Doon Group of Institute is situated in Shyampur at 9th Milestone on the Haridwar-Rishikesh highway. The campus is easily accessible by public transport and is a mere 15 minute drive from downtown Rishikesh/ Haridwar and just under an hour from Dehra Dun.
The holy town of Rishikesh has the eminence of being the International capital of Yoga and meditation. Located in the foothills of the Himalayas on the banks of the River Ganges, Rishikesh is dotted with a number of ancient temples, ashrams and world renowned yoga and meditation centres. Not only devotees, but travellers from all parts of the world flock to the sacred town for a deeper understanding of meditation.
At the ashrams in Rishikesh, visitors can attend lectures and courses offered by celebrated yoga and meditation experts. Apart from Hindu shrines, the town of Rishikesh also invites adventure lovers from all around. It is also the ideal gateway for a pilgrim chardham yatra, that includes travelling to Yamunotri, Gangotri, Badrinath and Kedarnath.
Rishikesh Ganga Aarti
Evening in Rishikesh are for sitting by the Ganges and while away your time. Later in the evening, you headed towards Parmarth Niketan Ashram to witness the daily evening ritual of Ganga Aarti. The aarti is a pleasant ritual of worshipping the Ganga. Around 50-100 people visit the aarti on any day. You have witnessed Ganga Aarati in other places like Haridwar and Varanasi too, but they are a crowded noisy ritual with loud screaming speakers, people troubling you to make donations or hawkers trying to sell something highly overpriced. The Aarti at Rishikesh is a contrast to it, held in a small place with a few people and is a relatively quite affair. You can sit quietly in a corner and witness the ritual or join the crowds singing Bhajans with them.

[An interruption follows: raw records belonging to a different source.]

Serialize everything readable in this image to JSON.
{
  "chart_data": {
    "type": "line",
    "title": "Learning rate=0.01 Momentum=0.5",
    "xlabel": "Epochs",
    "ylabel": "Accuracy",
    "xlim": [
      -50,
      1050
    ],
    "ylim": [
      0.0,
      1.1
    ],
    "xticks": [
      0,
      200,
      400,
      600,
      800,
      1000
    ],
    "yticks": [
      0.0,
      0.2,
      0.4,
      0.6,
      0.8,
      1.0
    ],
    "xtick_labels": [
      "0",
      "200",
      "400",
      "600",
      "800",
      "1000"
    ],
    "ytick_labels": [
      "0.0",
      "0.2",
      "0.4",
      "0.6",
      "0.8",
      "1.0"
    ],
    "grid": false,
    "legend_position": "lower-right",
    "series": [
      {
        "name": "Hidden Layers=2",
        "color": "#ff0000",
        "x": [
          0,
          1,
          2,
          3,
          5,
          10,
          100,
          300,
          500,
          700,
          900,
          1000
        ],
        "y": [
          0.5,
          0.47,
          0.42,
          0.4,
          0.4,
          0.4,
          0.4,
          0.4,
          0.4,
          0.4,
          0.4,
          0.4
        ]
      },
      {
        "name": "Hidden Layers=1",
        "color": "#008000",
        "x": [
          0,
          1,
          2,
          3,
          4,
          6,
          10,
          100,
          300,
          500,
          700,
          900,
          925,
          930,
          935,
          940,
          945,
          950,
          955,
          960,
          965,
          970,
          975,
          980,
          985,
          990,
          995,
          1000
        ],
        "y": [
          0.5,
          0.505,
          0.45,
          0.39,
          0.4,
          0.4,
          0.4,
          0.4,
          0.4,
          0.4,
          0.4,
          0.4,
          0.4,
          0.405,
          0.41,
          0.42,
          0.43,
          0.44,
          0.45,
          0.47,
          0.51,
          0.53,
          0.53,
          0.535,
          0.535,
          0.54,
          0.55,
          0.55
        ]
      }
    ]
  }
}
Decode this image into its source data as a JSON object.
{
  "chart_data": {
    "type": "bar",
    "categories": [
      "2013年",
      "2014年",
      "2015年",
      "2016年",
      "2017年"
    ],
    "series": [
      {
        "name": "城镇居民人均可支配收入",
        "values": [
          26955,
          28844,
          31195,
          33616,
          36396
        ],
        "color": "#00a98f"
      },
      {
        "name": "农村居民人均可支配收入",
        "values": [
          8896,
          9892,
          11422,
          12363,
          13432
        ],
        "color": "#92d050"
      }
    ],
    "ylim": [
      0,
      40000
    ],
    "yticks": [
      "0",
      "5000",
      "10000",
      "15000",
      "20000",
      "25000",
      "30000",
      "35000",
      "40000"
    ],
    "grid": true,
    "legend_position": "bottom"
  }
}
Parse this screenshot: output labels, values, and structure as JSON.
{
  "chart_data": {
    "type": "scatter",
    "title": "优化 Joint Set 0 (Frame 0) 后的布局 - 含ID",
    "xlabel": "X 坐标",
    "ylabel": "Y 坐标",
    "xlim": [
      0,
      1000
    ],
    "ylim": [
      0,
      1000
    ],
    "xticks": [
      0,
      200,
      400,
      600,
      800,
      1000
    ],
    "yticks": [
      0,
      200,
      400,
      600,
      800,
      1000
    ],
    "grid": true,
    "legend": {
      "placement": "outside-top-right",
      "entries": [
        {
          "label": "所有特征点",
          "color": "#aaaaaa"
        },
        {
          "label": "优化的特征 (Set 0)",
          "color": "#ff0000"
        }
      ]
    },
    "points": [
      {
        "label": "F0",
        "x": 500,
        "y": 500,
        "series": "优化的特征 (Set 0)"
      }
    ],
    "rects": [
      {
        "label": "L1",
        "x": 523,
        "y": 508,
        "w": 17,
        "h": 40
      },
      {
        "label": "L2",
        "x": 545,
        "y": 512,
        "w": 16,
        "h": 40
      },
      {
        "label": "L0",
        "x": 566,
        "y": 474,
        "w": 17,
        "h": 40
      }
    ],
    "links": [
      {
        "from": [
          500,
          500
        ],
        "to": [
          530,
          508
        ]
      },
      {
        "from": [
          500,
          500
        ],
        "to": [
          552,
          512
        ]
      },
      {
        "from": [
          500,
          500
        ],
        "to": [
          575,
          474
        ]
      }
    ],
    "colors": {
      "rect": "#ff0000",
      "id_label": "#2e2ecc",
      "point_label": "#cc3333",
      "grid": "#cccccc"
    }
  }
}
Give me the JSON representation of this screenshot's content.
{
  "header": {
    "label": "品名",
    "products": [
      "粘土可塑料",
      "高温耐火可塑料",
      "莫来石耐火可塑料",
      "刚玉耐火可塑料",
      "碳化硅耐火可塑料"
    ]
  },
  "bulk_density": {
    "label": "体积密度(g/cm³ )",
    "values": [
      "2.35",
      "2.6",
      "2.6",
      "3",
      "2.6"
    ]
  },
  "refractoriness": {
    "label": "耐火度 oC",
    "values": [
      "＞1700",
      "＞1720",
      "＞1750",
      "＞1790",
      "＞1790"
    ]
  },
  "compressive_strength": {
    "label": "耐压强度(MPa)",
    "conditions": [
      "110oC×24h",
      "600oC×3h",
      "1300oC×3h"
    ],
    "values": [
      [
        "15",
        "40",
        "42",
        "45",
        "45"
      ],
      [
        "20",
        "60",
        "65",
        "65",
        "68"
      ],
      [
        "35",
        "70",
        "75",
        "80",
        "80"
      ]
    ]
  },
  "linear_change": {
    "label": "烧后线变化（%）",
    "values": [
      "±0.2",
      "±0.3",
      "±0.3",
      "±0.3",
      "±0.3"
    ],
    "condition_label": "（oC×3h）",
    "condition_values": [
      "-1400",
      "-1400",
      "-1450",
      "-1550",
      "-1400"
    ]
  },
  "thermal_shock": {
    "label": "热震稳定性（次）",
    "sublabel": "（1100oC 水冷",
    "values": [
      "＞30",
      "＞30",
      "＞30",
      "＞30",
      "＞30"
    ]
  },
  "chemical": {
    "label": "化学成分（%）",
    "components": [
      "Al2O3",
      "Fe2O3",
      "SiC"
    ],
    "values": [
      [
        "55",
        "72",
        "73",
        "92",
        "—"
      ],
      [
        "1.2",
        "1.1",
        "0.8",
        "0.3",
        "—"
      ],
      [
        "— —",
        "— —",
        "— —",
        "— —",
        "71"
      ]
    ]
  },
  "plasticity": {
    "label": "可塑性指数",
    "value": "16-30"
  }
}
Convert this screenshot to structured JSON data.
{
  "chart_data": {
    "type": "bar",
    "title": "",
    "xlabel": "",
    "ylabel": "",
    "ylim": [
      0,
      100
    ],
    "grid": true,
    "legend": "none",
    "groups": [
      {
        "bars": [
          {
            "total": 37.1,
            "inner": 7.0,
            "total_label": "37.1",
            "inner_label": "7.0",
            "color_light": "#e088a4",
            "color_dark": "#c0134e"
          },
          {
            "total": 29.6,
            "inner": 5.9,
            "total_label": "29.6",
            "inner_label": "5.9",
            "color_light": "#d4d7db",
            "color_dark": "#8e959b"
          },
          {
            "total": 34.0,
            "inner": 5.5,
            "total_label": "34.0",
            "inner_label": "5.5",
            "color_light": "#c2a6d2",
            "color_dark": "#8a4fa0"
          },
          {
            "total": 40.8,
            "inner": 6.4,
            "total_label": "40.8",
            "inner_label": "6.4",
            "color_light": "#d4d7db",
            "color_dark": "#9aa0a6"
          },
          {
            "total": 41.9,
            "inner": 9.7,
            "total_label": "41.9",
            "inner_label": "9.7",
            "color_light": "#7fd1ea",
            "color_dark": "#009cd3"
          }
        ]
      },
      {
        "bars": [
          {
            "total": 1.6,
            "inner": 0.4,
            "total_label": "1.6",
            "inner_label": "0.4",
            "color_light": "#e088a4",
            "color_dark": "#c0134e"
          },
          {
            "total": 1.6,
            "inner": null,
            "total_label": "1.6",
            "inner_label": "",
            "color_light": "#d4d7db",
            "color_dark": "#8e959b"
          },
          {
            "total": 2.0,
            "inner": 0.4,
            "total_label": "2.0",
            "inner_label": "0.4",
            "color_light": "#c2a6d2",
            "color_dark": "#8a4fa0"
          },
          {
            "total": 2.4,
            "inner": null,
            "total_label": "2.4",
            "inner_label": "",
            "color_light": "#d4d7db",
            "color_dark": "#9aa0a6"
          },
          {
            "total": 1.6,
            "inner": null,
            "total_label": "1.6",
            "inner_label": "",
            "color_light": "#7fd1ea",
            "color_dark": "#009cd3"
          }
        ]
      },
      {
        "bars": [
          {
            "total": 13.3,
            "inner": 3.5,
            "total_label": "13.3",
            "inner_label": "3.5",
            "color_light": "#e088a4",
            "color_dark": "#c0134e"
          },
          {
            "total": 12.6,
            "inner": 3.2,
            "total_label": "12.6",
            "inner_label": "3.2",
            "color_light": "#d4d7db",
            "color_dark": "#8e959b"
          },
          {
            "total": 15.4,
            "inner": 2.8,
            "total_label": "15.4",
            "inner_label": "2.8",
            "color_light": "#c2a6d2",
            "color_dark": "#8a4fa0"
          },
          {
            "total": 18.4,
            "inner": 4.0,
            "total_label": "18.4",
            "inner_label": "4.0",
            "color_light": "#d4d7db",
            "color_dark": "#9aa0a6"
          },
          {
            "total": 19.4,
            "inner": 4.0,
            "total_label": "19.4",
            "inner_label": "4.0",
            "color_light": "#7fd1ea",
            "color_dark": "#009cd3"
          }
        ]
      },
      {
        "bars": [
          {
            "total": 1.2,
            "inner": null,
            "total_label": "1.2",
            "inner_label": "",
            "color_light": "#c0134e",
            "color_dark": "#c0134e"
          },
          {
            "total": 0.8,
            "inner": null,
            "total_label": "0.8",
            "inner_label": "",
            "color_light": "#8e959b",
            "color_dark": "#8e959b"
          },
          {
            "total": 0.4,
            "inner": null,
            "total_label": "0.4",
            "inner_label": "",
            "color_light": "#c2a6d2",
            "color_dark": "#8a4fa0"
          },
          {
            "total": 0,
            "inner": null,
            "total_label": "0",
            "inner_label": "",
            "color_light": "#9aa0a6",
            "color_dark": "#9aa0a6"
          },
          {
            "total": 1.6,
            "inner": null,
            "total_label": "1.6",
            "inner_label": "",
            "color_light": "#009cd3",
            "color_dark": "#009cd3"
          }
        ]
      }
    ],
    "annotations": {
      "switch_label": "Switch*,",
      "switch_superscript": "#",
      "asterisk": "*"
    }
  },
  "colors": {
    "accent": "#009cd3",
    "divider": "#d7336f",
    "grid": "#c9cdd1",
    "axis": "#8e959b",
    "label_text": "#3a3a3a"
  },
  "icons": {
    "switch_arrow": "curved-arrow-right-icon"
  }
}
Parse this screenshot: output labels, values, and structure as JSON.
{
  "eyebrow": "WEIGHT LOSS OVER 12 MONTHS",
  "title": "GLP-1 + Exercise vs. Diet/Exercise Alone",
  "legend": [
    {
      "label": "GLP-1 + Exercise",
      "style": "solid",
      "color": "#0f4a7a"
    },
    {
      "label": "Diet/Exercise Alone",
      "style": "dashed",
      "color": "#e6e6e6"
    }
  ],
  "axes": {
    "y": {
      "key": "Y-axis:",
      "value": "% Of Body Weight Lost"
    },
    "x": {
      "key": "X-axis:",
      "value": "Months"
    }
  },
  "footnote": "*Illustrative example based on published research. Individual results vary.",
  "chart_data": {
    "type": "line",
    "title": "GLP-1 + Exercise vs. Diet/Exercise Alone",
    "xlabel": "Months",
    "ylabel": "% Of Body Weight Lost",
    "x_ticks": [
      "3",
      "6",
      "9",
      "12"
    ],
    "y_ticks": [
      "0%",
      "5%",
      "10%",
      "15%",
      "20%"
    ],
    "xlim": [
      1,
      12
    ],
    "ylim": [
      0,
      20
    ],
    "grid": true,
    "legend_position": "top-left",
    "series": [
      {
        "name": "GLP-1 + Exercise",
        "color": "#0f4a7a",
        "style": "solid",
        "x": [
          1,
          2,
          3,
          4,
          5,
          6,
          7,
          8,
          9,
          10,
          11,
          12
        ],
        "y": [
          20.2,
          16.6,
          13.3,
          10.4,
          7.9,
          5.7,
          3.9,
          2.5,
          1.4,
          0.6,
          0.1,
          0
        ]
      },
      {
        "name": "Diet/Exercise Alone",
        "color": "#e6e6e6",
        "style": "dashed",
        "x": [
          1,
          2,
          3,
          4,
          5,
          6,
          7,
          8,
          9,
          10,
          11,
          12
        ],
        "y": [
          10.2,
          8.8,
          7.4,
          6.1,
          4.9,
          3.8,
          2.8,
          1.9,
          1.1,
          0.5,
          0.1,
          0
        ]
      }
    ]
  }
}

The Aarti happens at a very picturesque place on the banks of Ganga, in front of a Shiva statue built on the river. You see some activity beginning at the riverbank around 5pm. People start cleaning up the area, lay carpets in preparation for the aarati. A few people are seen selling deep or diya - a flower bowl with a wick lamp to be floated down the river during the Aarti after prayers.Terivani Ghat Ganga Aarti. It starts at 5.30pm, with children studying Veda, the Bhajan singers and the performers walking into the ghat in front of Parmarth Niketan. It begins with Bhajans and prayers for Gangaji and Shiva.
It is interesting to watch the children as the ritual progresses. They look bright and alive in their saffron robes. Some of them appear oblivious of the whole thing and drift into their own world. A few start a conversation within themselves. Some continue singing the Bhajans with an uninterested face and a few are motionless, just sitting there or staring blankly. There are some who are completely immersed in the Bhajans and join everyone with full enthusiasm, singing and clapping loudly with the rhythm. As the sun sets and it gets slightly darker, the Shiva statue is lighted up and it looks beautiful. The Aarti continues with lamps in various shapes and sizes lighted up, and passed on from people to people.